The next boon for fermented foods is their nutrient content. Because the friendly bacteria – predominantly lactobacilli – actually partially digest the food, the nutrients in it are easier for our body to absorb. Not only that but microbes are actually vitamin producers – especially of things like B vitamins, Biotin and vitamin K. They also produce a number of amino acids like tyrosine and even more nutrients like Co-enzyme Q-10 which is essential for energy production. As a result we get much more vitamins and minerals from fermented foods than we do from raw or cooked foods. For example, you will absorb from 100 to 300 more vitamin C from fermented cabbage than you will from raw or cooked cabbage! From what we can tell, this increased absorption occurs with many of the nutrients in the food.

If your gut was unfolded and laid out flat, it would span the width of two football fields. It is actually your largest interface between you and the outside world.

Because the gut is the largest barrier between you and the outside world (much more so than your skin!) more than 80% of your immune system is located in the lining of the gut wall. A large proportion of how your immune system reacts is dependant on the kind of microbes – bacteria, fungi, viruses etc – that are in our digestive tracts. You have almost 100 trillion bugs in your gut. In fact there are ten times as many bugs living in you and on you as there are human cells, and more than 100x their genetic material than your own. That’s right. You are more bug than you are human. We are learning more and more about the hundreds of functions thee gut bugs carry out for us. We now recognize them as being so important that they are now often referred to as another organ of the human body. So having the right kind of beneficial bugs is essential for both healthy immune function, and healthy gut function as well as cholesterol metabolism, hormone metabolism, detoxification processes, neurotransmitter production and much more. They protect us from allergies, asthma, eczema, autoimmune disorders, stomach, duodenal and mouth ulcers, digestive disorders, some cancers, diabetes, and metabolic syndrome to name but a few.

Unfortunately with the advent of refrigeration came the end of an era for regularly consumed fermented foods in most western cultures. Our bodies no longer get this daily intake of protective nutrients, enzymes and beneficial bacteria. This is potentially one contributing factor to the massive rise in chronic digestive and immune disorders in the last few decades.

And all of this is why we here at The Paleo Way LOVE our ferments, and why we are passionate about teaching you how to create your own. One of the most beneficial food groups to include as part of your daily diet to regain and maintain optimal health is fermented foods. They are beneficial for pregnant and breastfeeding women (start low, go slow) and, due to their anti-aging effect, anyone interested in longevity!

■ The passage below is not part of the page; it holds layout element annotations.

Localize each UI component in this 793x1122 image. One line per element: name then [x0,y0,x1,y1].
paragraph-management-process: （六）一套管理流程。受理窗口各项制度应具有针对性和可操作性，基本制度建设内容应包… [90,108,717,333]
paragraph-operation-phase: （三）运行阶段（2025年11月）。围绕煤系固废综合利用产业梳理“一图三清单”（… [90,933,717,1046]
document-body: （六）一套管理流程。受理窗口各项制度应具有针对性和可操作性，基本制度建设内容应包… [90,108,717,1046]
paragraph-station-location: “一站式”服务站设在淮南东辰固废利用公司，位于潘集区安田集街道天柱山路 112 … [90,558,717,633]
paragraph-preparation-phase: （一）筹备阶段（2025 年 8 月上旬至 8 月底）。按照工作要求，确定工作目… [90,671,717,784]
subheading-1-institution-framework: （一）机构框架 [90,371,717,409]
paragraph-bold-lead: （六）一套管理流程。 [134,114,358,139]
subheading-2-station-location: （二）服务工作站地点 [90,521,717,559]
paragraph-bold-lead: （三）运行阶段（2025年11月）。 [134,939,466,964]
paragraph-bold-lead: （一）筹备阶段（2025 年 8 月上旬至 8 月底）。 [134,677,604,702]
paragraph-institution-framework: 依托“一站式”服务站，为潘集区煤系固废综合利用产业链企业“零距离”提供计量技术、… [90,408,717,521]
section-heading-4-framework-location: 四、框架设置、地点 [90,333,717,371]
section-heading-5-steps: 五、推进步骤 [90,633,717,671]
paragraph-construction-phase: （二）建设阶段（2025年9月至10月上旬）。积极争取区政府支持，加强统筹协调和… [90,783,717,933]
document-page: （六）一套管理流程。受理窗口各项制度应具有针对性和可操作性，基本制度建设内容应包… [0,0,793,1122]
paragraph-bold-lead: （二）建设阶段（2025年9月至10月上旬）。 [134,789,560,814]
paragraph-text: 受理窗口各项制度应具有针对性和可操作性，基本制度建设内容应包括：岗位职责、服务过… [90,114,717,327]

Introducing Fermented Foods into Your Diet

Now after reading this you may be so excited you want to eat a bucket full of fermented veggies and get that good-gut, youthful glow happening – but wait! These are really powerful foods!   You’re sending in troops of beneficial bugs, ready to fight off opportunistic bugs in your gut, a load of enzymes and a tonne of active nutrients!

It’s important to start with small amounts. A teaspoon for adults, quarter to half a teaspoon of the juice of veggies for babies over 6 months, and a tspn of the juice for toddlers. If you’re feeling fine on that for a couple days, then gradually increase. If you increase and you feel a bit bloated or like you have a little hangover, then just drop the amount back down again.

For adults you could have up to a cup per day, for kids around a 1/3 cup (you’d be surprised, babies and toddlers in particular tend to LOVE them!). It is said, the rate at which you react to a fermented food is often an indication of the degree to which you need them! That means, the better health you’re in the faster you’ll be able to increase the amount of fermented veg you can have. The more inflammation and toxicity you have from chronic ill health or long term unhealthy lifestyle practices, the more slowly you may need to go with increasing the amount you have. So it could take you anywhere from a week to a couple of months or more to get to a cup per day.